= Chaya More =

Indian politician

Chaya More (born 1977) is an Indian politician from Madhya Pradesh. She is a member of the Madhya Pradesh Legislative Assembly representing the Bharatiya Janata Party from Pandhana Assembly constituency, which is reserved for ST community, in Khandwa district. She won the 2023 Madhya Pradesh Legislative Assembly election.
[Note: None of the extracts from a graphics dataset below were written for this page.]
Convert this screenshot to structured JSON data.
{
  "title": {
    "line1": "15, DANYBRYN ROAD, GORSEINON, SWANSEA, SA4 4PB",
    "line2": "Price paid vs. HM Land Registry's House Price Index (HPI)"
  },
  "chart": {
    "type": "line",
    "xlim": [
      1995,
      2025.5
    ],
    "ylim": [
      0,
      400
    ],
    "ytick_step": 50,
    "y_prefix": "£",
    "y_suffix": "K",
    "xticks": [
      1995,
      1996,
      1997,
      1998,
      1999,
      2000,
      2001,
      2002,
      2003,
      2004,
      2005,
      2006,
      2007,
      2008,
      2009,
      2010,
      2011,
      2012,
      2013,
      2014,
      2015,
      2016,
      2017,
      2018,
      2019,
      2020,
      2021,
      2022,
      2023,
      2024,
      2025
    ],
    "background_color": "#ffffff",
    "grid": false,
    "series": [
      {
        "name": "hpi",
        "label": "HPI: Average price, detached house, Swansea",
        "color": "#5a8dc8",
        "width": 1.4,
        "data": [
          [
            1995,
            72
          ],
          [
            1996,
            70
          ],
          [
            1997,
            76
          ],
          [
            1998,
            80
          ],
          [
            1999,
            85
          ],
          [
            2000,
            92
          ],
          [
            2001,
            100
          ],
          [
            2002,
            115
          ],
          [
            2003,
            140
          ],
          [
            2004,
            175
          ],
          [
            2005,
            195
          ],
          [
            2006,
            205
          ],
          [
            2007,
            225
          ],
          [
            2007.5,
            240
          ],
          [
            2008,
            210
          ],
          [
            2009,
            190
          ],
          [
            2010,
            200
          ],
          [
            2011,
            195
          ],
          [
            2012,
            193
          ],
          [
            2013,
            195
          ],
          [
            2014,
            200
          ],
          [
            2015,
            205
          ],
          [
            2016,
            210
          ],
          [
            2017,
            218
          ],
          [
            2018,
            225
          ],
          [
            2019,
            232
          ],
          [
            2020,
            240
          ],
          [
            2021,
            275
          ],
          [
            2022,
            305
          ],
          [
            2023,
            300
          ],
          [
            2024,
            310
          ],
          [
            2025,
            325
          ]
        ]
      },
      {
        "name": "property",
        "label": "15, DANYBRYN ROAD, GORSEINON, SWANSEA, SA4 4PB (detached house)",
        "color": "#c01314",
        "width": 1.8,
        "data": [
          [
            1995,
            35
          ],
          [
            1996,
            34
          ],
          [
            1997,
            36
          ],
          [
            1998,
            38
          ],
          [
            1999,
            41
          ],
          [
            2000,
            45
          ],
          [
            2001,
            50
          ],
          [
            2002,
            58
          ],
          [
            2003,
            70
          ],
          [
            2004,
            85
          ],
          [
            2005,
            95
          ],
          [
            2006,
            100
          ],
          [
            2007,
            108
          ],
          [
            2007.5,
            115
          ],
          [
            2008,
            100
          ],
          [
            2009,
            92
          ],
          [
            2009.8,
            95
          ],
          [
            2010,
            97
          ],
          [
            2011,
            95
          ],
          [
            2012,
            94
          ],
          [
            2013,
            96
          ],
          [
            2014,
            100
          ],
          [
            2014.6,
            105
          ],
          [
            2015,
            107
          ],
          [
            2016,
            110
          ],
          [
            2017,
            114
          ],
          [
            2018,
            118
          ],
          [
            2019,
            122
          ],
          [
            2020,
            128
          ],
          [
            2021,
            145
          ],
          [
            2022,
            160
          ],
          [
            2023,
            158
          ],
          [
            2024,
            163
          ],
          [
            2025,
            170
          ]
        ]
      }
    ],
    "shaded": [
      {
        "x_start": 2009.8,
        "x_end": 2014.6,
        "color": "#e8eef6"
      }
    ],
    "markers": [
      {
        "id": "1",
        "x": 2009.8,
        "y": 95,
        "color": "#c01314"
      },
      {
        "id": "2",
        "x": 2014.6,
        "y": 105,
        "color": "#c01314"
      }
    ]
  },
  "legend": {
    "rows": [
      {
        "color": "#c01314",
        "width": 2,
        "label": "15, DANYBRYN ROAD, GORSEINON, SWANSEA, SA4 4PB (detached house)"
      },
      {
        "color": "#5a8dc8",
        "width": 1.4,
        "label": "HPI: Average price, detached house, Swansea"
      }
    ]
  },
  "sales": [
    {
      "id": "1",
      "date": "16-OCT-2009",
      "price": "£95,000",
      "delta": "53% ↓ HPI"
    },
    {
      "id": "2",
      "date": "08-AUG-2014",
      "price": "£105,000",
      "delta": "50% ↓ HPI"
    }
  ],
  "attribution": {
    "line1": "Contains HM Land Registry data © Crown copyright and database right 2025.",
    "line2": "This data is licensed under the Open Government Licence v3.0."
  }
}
== Early life and education ==
More is from an agricultural family in Bhikangaon village, Khandwa district, Madhya Pradesh. She married Govind More. She completed her graduation in arts from Bhopal Bhoj Open University 2017. Earlier, she did her plus-two from Madhya Pradesh Rajya Open School, Bhopal.

== Career ==
More was first elected as an MLA in the 2023 Madhya Pradesh Legislative Assembly election from the Pandhana Assembly Constituency, an ST reserved seat, representing the Bharatiya Janata Party. After she was denied a ticket by the Indian National Congress Party, she joined the BJP which nominated her to contest from Pandhana seat. She polled 123,332 votes and defeated her nearest rival, Rupali Nandu Bare of the Indian National Congress by a margin of 28,816 votes. Earlier, she lost the 2018 Madhya Pradesh Legislative Assembly election as Indian National Congress candidate from Pandhana seat to Ram Dangore of the Bharatiya Janata Party by a margin of 23,750.

In January 2025, she attended a series of Republic Day programmes and in the afternoon while attending another programme at a school, she fell ill and was admitted in the Khandwa District Hospital.